Investors should strive to obtain an accurate value for assets they are considering purchasing and pay a price below that value irrespective of the asset class being assessed, the head of an investment management company said at the 2006 CPA Australia NSW congress.

Clime Asset Management managing director Roger Montgomery feels that unless this process is performed and performed well, investors will take on a different role in the market to the one they are intending to.

“If you don’t value assets before buying them, you aren’t an investor at all, but you are a speculator,” he warned.

“If you don’t know what an asset is worth before you buy it then the reality is É you are speculating that perhaps somebody else will come along and simply pay more than you did for the shares you just bought,” Montgomery added.

Unfortunately, he said many investors do not understand the concept of a true valuation of a company’s stocks, often using the incorrect rule of thumb that the value of any particular asset is what someone else will pay for it.
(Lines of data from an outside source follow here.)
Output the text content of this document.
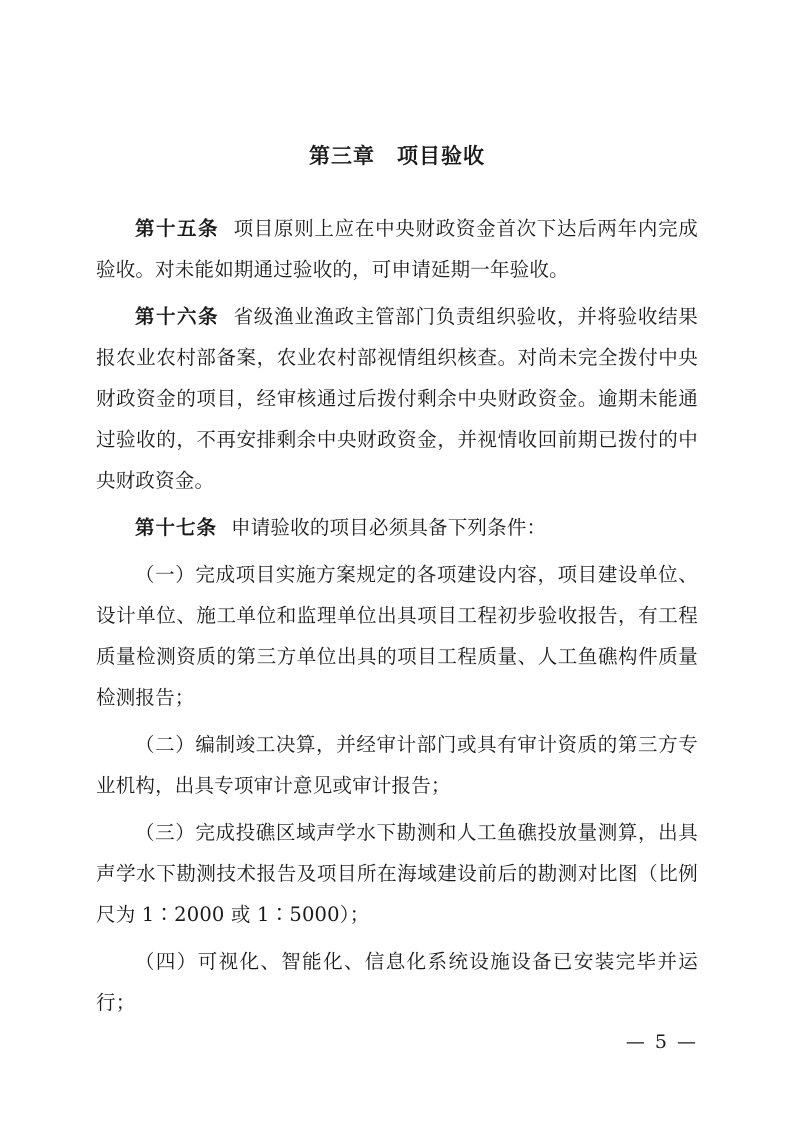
第三章 项目验收

第十五条 项目原则上应在中央财政资金首次下达后两年内完成验收。对未能如期通过验收的，可申请延期一年验收。

第十六条 省级渔业渔政主管部门负责组织验收，并将验收结果报农业农村部备案，农业农村部视情组织核查。对尚未完全拨付中央财政资金的项目，经审核通过后拨付剩余中央财政资金。逾期未能通过验收的，不再安排剩余中央财政资金，并视情收回前期已拨付的中央财政资金。

第十七条 申请验收的项目必须具备下列条件：

（一）完成项目实施方案规定的各项建设内容，项目建设单位、设计单位、施工单位和监理单位出具项目工程初步验收报告，有工程质量检测资质的第三方单位出具的项目工程质量、人工鱼礁构件质量检测报告；

（二）编制竣工决算，并经审计部门或具有审计资质的第三方专业机构，出具专项审计意见或审计报告；

（三）完成投礁区域声学水下勘测和人工鱼礁投放量测算，出具声学水下勘测技术报告及项目所在海域建设前后的勘测对比图（比例尺为 1∶2000 或 1∶5000）；

（四）可视化、智能化、信息化系统设施设备已安装完毕并运行；

— 5 —
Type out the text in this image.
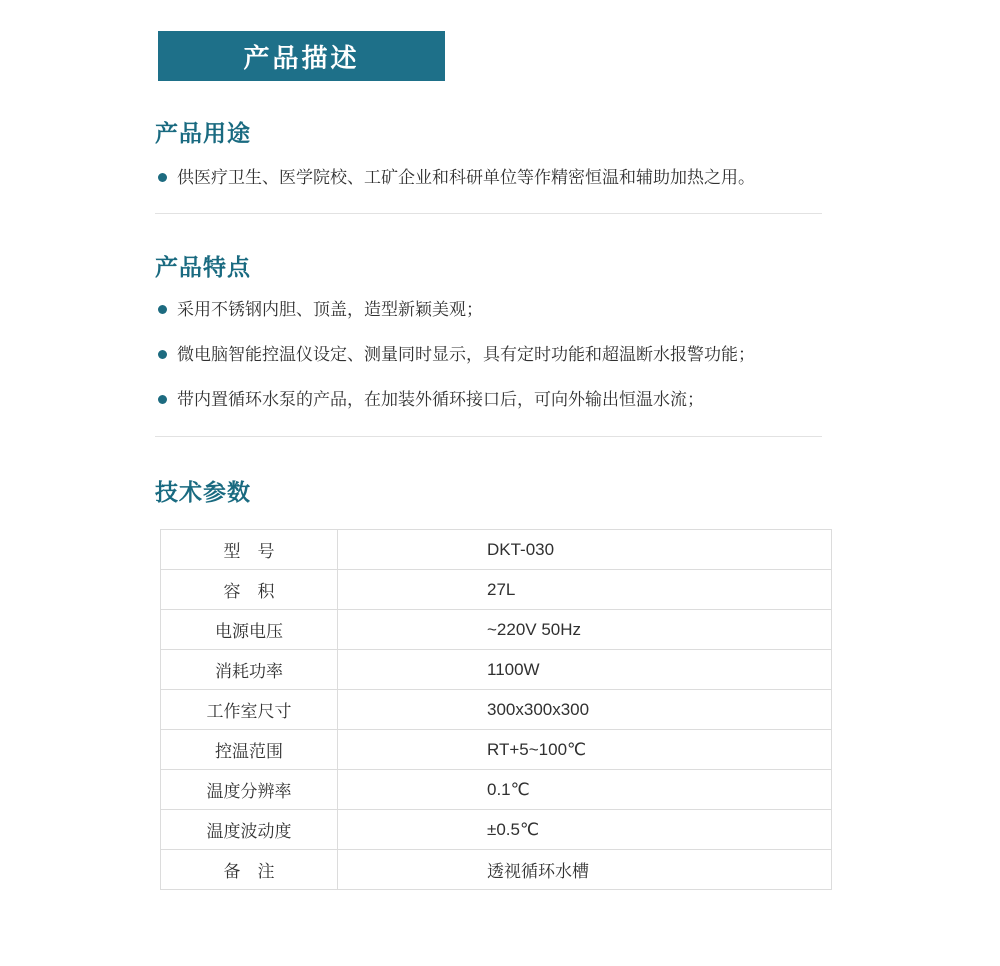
产品描述
产品用途
供医疗卫生、医学院校、工矿企业和科研单位等作精密恒温和辅助加热之用。
产品特点
采用不锈钢内胆、顶盖，造型新颖美观；
微电脑智能控温仪设定、测量同时显示，具有定时功能和超温断水报警功能；
带内置循环水泵的产品，在加装外循环接口后，可向外输出恒温水流；
技术参数
型　号	DKT-030
容　积	27L
电源电压	~220V 50Hz
消耗功率	1100W
工作室尺寸	300x300x300
控温范围	RT+5~100℃
温度分辨率	0.1℃
温度波动度	±0.5℃
备　注	透视循环水槽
Montgomery believes that if investors know how to value business and understand business economics and how a business generates its performance, broad diversification strategies will become less relevant for them.

“If you put a bit of money into stocks and a bit of money into property and a bit of money into bonds and a bit of money into overseas shares and a bit of money into cash, you are guaranteed to generate a bit of a return,” he said.

“The reality is that most people don’t know how to value a business or an asset and therefore diversification does make sense,” he concluded.